Tra i provvedimenti più rilevanti figura l’assestamento e la razionalizzazione della programmazione del Programma Regionale FESR Campania 2021-2027, con l’obiettivo di accelerare l’utilizzo delle risorse europee già a partire dal 2026.
Per il settore dell’istruzione, università, ricerca e innovazione sono stati destinati oltre 69 milioni di euro. All’Ufficio Speciale Opere Pubbliche e Interventi Strategici andranno invece oltre 293 milioni di euro per il programma di mitigazione del rischio idraulico nel bacino del fiume Sarno, ai quali si aggiungono ulteriori 122 milioni destinati ad ambiente, cultura, sport, forestazione e portualità. Per le risorse strumentali sono stati programmati 53 milioni di euro, oltre a un finanziamento di circa 2,5 milioni per lo studentato presso l’Istituto Pontificio Santa Chiara.

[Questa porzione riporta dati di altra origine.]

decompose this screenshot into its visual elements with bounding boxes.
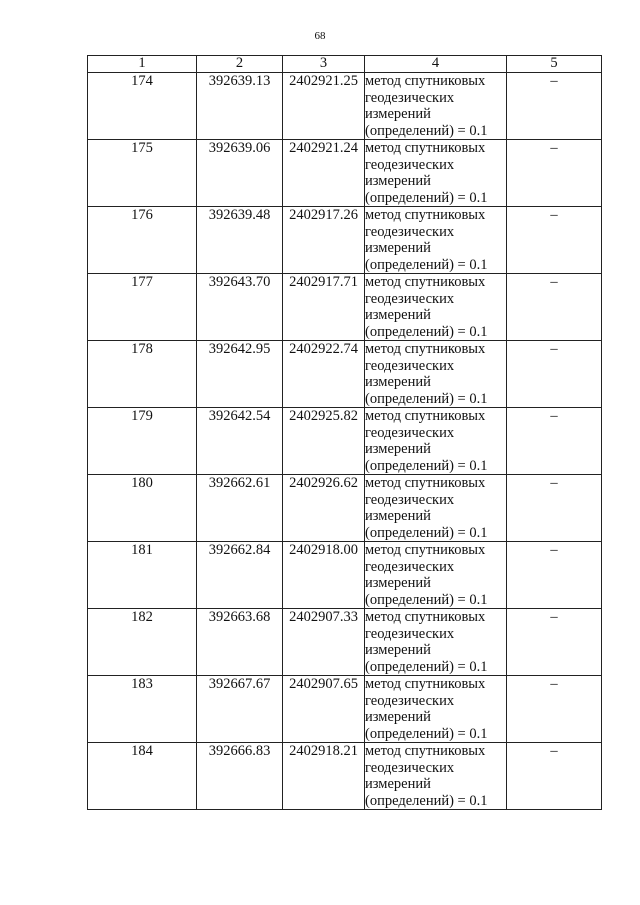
method-line: геодезических [365,491,455,508]
note-cell: – [507,743,602,810]
y-coordinate-cell: 2402922.74 [283,341,365,408]
table-row [88,475,602,542]
y-coordinate-cell: 2402921.24 [283,140,365,207]
point-number-cell: 175 [88,140,197,207]
note-cell: – [507,609,602,676]
method-line: (определений) = 0.1 [365,524,488,541]
table-body [88,73,602,810]
method-line: метод спутниковых [365,609,486,625]
method-line: измерений [365,776,431,792]
method-line: метод спутниковых [365,676,486,692]
note-cell: – [507,140,602,207]
method-line: измерений [365,642,431,658]
method-cell [365,542,507,609]
x-coordinate-cell: 392643.70 [197,274,283,341]
method-cell [365,140,507,207]
note-cell: – [507,408,602,475]
method-line: (определений) = 0.1 [365,792,488,809]
point-number-cell: 176 [88,207,197,274]
method-line: (определений) = 0.1 [365,390,488,407]
method-line: метод спутниковых [365,542,486,558]
method-line: (определений) = 0.1 [365,725,488,742]
table-header [88,56,602,73]
method-line: метод спутниковых [365,475,486,491]
point-number-cell: 179 [88,408,197,475]
y-coordinate-cell: 2402921.25 [283,73,365,140]
method-line: метод спутниковых [365,207,486,223]
table-row [88,140,602,207]
method-cell [365,207,507,274]
x-coordinate-cell: 392666.83 [197,743,283,810]
note-cell: – [507,341,602,408]
table-row [88,609,602,676]
column-header-2: 2 [197,56,283,73]
x-coordinate-cell: 392667.67 [197,676,283,743]
method-line: (определений) = 0.1 [365,658,488,675]
method-line: геодезических [365,424,455,441]
y-coordinate-cell: 2402907.33 [283,609,365,676]
table-row [88,743,602,810]
point-number-cell: 174 [88,73,197,140]
method-cell [365,609,507,676]
method-line: (определений) = 0.1 [365,457,488,474]
y-coordinate-cell: 2402907.65 [283,676,365,743]
header-row [88,56,602,73]
note-cell: – [507,676,602,743]
column-header-3: 3 [283,56,365,73]
page-number: 68 [314,30,326,42]
column-header-4: 4 [365,56,507,73]
column-header-5: 5 [507,56,602,73]
method-cell [365,408,507,475]
method-line: (определений) = 0.1 [365,323,488,340]
method-line: измерений [365,709,431,725]
note-cell: – [507,475,602,542]
point-number-cell: 184 [88,743,197,810]
x-coordinate-cell: 392639.13 [197,73,283,140]
x-coordinate-cell: 392662.61 [197,475,283,542]
table-row [88,207,602,274]
table-row [88,274,602,341]
y-coordinate-cell: 2402925.82 [283,408,365,475]
y-coordinate-cell: 2402918.21 [283,743,365,810]
method-line: метод спутниковых [365,408,486,424]
method-line: метод спутниковых [365,274,486,290]
method-cell [365,274,507,341]
method-line: измерений [365,173,431,189]
table-row [88,408,602,475]
method-line: метод спутниковых [365,73,486,89]
method-line: геодезических [365,290,455,307]
method-line: измерений [365,575,431,591]
note-cell: – [507,542,602,609]
coordinates-table [87,55,602,810]
method-line: измерений [365,441,431,457]
table-row [88,542,602,609]
point-number-cell: 183 [88,676,197,743]
y-coordinate-cell: 2402917.71 [283,274,365,341]
table-row [88,341,602,408]
table-row [88,73,602,140]
method-line: метод спутниковых [365,341,486,357]
method-line: измерений [365,508,431,524]
x-coordinate-cell: 392639.48 [197,207,283,274]
method-line: метод спутниковых [365,140,486,156]
method-line: геодезических [365,357,455,374]
note-cell: – [507,207,602,274]
y-coordinate-cell: 2402926.62 [283,475,365,542]
method-cell [365,475,507,542]
x-coordinate-cell: 392639.06 [197,140,283,207]
method-line: метод спутниковых [365,743,486,759]
method-line: (определений) = 0.1 [365,122,488,139]
method-line: измерений [365,240,431,256]
method-line: геодезических [365,89,455,106]
method-line: (определений) = 0.1 [365,591,488,608]
x-coordinate-cell: 392642.54 [197,408,283,475]
method-line: геодезических [365,692,455,709]
point-number-cell: 177 [88,274,197,341]
method-line: измерений [365,106,431,122]
method-cell [365,341,507,408]
note-cell: – [507,274,602,341]
method-cell [365,676,507,743]
x-coordinate-cell: 392662.84 [197,542,283,609]
point-number-cell: 180 [88,475,197,542]
method-cell [365,73,507,140]
point-number-cell: 182 [88,609,197,676]
method-line: (определений) = 0.1 [365,256,488,273]
method-line: геодезических [365,558,455,575]
y-coordinate-cell: 2402918.00 [283,542,365,609]
method-line: геодезических [365,223,455,240]
column-header-1: 1 [88,56,197,73]
method-line: измерений [365,374,431,390]
method-line: геодезических [365,625,455,642]
method-line: (определений) = 0.1 [365,189,488,206]
method-line: измерений [365,307,431,323]
x-coordinate-cell: 392642.95 [197,341,283,408]
method-cell [365,743,507,810]
table-row [88,676,602,743]
method-line: геодезических [365,156,455,173]
point-number-cell: 178 [88,341,197,408]
method-line: геодезических [365,759,455,776]
y-coordinate-cell: 2402917.26 [283,207,365,274]
x-coordinate-cell: 392663.68 [197,609,283,676]
note-cell: – [507,73,602,140]
point-number-cell: 181 [88,542,197,609]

Sul fronte del lavoro, la Giunta ha approvato l’aggiornamento del Programma GOL, finanziato attraverso il PNRR, rafforzando le risorse destinate alla formazione professionale e ai tirocini extracurriculari. L’obiettivo è migliorare la capacità di spesa ed evitare il rischio di perdere fondi assegnati.
Particolare attenzione è stata riservata anche all’inclusione sociale. La Regione predisporrà infatti una proposta progettuale da oltre 3 milioni di euro, finanziata attraverso il Fondo Sociale Europeo Plus, per favorire l’inserimento lavorativo e l’autonomia delle donne migranti. Gli interventi riguarderanno le vittime di tratta, di sfruttamento lavorativo e di violenza di genere, oltre alla qualificazione del lavoro domestico e di cura.
In ambito sanitario è stato approvato il riordino funzionale dei Centri di Riferimento Regionali veterinari, con nuovi protocolli di collaborazione tra Regione, Università Federico II, Asl, Istituto Zooprofilattico Sperimentale del Mezzogiorno e Arpac. I centri opereranno nei settori della sicurezza alimentare, della sanità animale, della biosicurezza, del benessere animale e della gestione delle emergenze veterinarie.
Importanti novità arrivano anche sul fronte della tutela ambientale. La Giunta ha preso atto dell’assegnazione di oltre 2,2 milioni di euro destinati al contrasto degli incendi boschivi. Due milioni saranno destinati alle aree interne Alto Matese, Sele-Tanagro e Fortore Beneventano, mentre circa 200 mila euro andranno ai Comuni coinvolti nel progetto speciale dedicato alle isole minori.
Per quanto riguarda il territorio salernitano, la Regione ha inoltre riconosciuto lo stato di crisi regionale per tre mesi nei comuni di Vietri sul Mare e Cetara, colpiti dagli eccezionali eventi meteorologici verificatisi tra il 6 e il 12 febbraio scorso. Contestualmente è stato approvato un piano di interventi da 1,1 milioni di euro per il ripristino delle condizioni di sicurezza.
Infine, la Giunta ha fissato l’avvio dei saldi estivi 2026 per sabato 4 luglio. Le vendite di fine stagione potranno svolgersi per un periodo massimo di 60 giorni, mentre restano vietate le vendite promozionali nei trenta giorni precedenti l’inizio dei saldi.
«Con i provvedimenti di oggi diamo continuità a un’azione di governo concreta e misurabile – ha dichiarato il presidente della Regione Campania, Roberto Fico. – Continuiamo a investire sul lavoro e sull’inclusione, rafforzando la formazione e sostenendo le donne migranti, mentre sul fronte ambientale e della protezione del territorio interveniamo per prevenire gli incendi boschivi e sostenere le comunità colpite dal maltempo.»